The tides may be turning in favor of data breach victims after an appeals court Tuesday ruled a health insurance company's customers could sue the provider after a data breach.

The case stems from a 2014 cyberattack in which personal information was stolen. A lower court initially ruled that customers lacked standing because they failed to show a present injury or likelihood of being injured in the future. The new ruling comes shortly after Anthem was once again breached shortly after being ordered to pay $115 million for a previous incident.

A three-judge panel on the U.S. Court of Appeals in Washington, D.C., reversed a district court's decision to dismiss a class action lawsuit brought against the provider CareFirst after finding the district court gave the complaint an unduly narrow reading.

“The District Court concluded that the plaintiffs had ‘not demonstrated a sufficiently substantial risk of future harm stemming from the breach to establish standing,' in part because they had ‘not suggested, let alone demonstrated, how the CareFirst hackers could steal their identities without access to their Social Security or credit card numbers,'” Judge Thomas Griffith said while delivering the opinion of the appeals court

“But that conclusion rested on an incorrect premise: that the complaint did not allege the theft of Social Security or credit card numbers in the data breach," when in fact the complaint did, added.

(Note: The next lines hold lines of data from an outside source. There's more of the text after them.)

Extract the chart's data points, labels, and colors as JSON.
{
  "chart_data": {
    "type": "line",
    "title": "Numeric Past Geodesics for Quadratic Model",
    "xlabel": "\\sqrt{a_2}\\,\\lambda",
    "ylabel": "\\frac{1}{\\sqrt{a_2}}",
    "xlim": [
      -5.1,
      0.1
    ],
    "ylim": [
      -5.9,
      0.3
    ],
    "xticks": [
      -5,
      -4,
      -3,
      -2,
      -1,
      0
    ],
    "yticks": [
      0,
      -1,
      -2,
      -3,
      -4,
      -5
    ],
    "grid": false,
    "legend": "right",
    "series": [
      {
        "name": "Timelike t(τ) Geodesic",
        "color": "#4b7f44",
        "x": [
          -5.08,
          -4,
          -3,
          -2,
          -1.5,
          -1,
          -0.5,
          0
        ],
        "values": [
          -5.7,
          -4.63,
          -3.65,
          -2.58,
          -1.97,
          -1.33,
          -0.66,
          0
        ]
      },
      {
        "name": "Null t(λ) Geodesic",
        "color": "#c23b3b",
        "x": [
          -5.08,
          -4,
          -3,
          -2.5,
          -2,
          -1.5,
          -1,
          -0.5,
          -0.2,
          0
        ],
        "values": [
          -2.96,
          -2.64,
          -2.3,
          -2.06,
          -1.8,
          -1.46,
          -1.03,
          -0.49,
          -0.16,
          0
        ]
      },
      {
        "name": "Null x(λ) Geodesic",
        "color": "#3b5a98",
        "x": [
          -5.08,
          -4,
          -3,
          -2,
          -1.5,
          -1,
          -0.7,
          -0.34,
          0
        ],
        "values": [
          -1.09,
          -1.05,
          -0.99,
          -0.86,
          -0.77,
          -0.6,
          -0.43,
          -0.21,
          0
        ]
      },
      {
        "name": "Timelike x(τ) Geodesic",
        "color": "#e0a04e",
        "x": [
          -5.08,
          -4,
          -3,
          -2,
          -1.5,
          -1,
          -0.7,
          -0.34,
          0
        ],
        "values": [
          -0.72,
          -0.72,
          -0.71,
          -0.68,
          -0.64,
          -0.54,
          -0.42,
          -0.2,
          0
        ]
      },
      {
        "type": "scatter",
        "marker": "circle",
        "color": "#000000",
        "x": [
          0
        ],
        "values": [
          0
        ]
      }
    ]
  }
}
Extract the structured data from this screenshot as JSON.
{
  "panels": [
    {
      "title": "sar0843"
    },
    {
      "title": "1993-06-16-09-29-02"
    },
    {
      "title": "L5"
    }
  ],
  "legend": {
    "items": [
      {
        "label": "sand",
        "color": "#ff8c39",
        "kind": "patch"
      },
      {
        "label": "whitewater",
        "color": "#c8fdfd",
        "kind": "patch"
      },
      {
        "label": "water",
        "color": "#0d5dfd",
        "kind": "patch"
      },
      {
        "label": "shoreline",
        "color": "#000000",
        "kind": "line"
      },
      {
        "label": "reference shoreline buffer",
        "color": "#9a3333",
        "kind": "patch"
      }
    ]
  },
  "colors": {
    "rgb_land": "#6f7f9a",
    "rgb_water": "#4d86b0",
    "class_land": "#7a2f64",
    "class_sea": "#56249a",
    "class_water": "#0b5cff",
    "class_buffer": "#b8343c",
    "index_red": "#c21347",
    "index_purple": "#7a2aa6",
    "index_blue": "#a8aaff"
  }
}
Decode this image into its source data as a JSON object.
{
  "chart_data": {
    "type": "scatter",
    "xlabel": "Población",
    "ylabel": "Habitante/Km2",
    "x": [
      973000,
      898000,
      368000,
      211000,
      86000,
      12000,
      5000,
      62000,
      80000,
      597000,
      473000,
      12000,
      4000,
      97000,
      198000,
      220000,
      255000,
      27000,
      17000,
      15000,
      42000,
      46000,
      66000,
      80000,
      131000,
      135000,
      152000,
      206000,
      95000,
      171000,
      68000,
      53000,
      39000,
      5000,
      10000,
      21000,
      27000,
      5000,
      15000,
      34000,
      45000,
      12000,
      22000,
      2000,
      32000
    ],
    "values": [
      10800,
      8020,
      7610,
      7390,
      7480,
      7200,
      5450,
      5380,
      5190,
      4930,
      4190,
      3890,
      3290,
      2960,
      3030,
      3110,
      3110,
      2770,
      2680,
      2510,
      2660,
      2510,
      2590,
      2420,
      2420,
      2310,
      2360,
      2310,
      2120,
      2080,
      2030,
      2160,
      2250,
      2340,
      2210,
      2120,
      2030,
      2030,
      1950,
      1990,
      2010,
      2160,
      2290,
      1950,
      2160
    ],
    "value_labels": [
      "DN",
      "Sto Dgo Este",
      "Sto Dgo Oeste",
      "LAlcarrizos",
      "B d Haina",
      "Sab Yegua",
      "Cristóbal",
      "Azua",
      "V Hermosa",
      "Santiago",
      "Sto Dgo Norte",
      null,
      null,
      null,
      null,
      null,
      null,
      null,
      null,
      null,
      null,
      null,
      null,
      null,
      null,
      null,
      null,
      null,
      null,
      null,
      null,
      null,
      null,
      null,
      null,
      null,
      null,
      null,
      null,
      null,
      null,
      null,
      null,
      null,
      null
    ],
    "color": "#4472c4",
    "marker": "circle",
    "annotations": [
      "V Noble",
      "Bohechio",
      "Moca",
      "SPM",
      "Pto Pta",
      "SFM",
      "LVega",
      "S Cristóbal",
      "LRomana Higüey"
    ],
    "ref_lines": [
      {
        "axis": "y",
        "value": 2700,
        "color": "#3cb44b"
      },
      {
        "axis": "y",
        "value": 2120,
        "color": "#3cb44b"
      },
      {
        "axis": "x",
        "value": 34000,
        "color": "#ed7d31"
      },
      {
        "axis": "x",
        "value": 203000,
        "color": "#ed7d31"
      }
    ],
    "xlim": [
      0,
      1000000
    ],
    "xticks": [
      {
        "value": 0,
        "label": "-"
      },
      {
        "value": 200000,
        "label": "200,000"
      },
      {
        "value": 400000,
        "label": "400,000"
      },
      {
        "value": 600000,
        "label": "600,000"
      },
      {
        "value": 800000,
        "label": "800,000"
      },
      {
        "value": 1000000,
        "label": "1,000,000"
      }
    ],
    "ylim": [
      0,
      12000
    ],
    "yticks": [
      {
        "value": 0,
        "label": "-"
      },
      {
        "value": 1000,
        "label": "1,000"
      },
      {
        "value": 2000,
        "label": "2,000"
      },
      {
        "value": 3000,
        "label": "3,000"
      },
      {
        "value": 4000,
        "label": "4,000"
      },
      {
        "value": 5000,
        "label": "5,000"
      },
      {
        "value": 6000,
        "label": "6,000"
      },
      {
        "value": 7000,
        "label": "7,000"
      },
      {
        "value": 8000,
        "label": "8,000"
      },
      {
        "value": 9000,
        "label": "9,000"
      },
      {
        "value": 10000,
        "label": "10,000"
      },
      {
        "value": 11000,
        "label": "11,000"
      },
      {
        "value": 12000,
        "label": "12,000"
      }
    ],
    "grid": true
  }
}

Although it may seem as a step in the right direction, Tom Conklin, Vera's head of security and compliance, told SC Media that ultimately the courts still must decide if the plaintiffs will win the lawsuit.

“The ruling is interesting, it allows the lawsuit brought by the victims of the breach to move forward,” Conklin said. “The major impact is that it now gives anyone that is a victim of a breach standing to file a lawsuit.”

He went on to say the ruling has much broader implications than just health insurance providers, and that he expects to see more class action lawsuits with major breaches like the Yahoo breach.

“Regardless of the outcome this highlights the importance of all companies to demonstrate they have strong security protections in place,” he said. “Companies that lack strong information security face greater threat of lawsuits if they suffer a breach.” 

Experts agree. Bill Evans, director at One Identity, told SC Media he believes that if the case is ruled in favor of the plaintiff other corporations will begin to understand what we have been espousing for years; that is, “if you think being secure is expensive, try being unsecure!"

“This is just another step towards ensuring consumer and customer information be treated with the highest level of security,” Evans said. “One need only look at the upcoming GDPR regulation from the EU (that actually affects any company that handles EU citizen data regardless as to its location) where the penalties can be massive – up 4% of revenue."